Rosenbaum was a close friend of the great Austrian composer Franz Joseph Haydn. When Haydn died in 1809, he was one of the most celebrated musicians in Europe and was buried with appropriate pomp and circumstance. Four days later, Mr. Rosenbaum hired a professional gravedigger to go down after poor old Haydn and steal his head. In a small wooden box lined with black satin and decorated with a golden lyre, Haydn’s skull was put on display in Rosenbaum’s front yard. Eventually, the authorities got wind that something sketchy was going on, and as the investigation circled in on Rosenbaum, the skull mysteriously went missing. Incredibly, it was not until 1954, nearly one hundred and fifty years later, that Haydn’s head was returned to the rest of his earthly remains.
As for motive, Rosenbaum claimed he couldn’t stomach the notion of Haydn’s brain ending up as worm food. Haydn was one of the greatest musical minds the world had seen to that point, and surely, thought Rosenbaum, he deserved a better fate. The road to hell, it seems, really always has been paved with good intentions.
Although frightfully misguided, Haydn’s devoted friend was not wrong about the master’s genius. Haydn was a formidable creative force, and his role in shaping the history of music deserves equal consideration to those of Mozart or Beethoven. He is still known today as the “Father of the Symphony” (he wrote an astounding 106 of them) and the “Father of the String Quartet”.
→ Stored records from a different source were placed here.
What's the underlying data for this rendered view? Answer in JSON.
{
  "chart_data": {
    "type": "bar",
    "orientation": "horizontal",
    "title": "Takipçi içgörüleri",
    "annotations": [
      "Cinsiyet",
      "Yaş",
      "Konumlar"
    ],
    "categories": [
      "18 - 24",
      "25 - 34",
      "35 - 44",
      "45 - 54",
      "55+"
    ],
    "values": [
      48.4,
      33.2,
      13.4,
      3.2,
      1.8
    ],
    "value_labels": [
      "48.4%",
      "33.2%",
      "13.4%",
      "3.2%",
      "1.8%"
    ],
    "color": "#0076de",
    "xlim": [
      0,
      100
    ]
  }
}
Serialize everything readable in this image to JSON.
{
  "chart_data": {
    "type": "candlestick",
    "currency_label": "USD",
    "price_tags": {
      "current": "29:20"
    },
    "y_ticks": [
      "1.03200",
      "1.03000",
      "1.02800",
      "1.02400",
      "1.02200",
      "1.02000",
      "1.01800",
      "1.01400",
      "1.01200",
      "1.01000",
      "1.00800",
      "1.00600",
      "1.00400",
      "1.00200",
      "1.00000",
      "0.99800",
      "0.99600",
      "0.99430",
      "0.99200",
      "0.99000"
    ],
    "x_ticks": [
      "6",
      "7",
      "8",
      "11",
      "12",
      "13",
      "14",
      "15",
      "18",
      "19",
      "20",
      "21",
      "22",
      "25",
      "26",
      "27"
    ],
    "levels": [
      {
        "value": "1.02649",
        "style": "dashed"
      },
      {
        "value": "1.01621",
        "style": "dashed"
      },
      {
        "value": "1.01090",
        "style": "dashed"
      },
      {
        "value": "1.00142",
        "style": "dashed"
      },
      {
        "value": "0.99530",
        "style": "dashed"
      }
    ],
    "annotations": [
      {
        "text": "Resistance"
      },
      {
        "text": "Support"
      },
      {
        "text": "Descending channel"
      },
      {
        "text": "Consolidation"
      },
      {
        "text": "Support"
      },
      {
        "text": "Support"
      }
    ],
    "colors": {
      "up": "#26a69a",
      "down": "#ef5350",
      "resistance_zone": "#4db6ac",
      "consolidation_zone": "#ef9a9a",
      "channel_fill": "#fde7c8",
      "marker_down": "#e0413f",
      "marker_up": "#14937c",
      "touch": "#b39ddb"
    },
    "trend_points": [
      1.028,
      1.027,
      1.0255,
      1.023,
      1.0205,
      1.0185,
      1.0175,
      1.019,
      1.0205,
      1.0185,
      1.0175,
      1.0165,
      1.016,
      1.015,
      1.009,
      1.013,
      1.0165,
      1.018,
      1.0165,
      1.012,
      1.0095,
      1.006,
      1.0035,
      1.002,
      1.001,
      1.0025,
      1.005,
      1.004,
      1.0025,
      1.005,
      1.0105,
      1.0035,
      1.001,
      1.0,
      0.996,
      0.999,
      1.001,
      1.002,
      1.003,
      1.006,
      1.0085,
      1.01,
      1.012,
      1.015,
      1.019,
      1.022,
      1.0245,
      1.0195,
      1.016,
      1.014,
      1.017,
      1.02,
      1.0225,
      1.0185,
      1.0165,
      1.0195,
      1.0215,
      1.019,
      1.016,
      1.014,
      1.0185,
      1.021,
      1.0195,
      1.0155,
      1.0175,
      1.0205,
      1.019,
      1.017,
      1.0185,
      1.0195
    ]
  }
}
Writing a string quartet is no mean feat. With a symphony, a composer has the full range of sonic possibilities that comes with the vast array of instruments in an orchestra. With a string quartet, the tonal options are severely more limited: two violins, a viola and a cello. Haydn took up the challenge and elevated the form to be a vehicle for some of the greatest music ever written. He created sixty-eight quartets of astonishing variety and unparalleled mastery.
Firmly established by Haydn, the string quartet has become an essential part of music making in the 200-plus years since his messy demise. Masterful contributions to the repertoire come from all the greats, including Mozart, Beethoven, Schubert, Debussy, Ravel, Bartok and Shostakovich.
If you’re the type that subscribes to the theory that all’s well that ends well, you might be inclined to forgive Mr. Rosenbaum. After all, Haydn did eventually get his head back. For me, I take it as justification to hold my head high as, yet again this year, I don’t send you a Christmas card.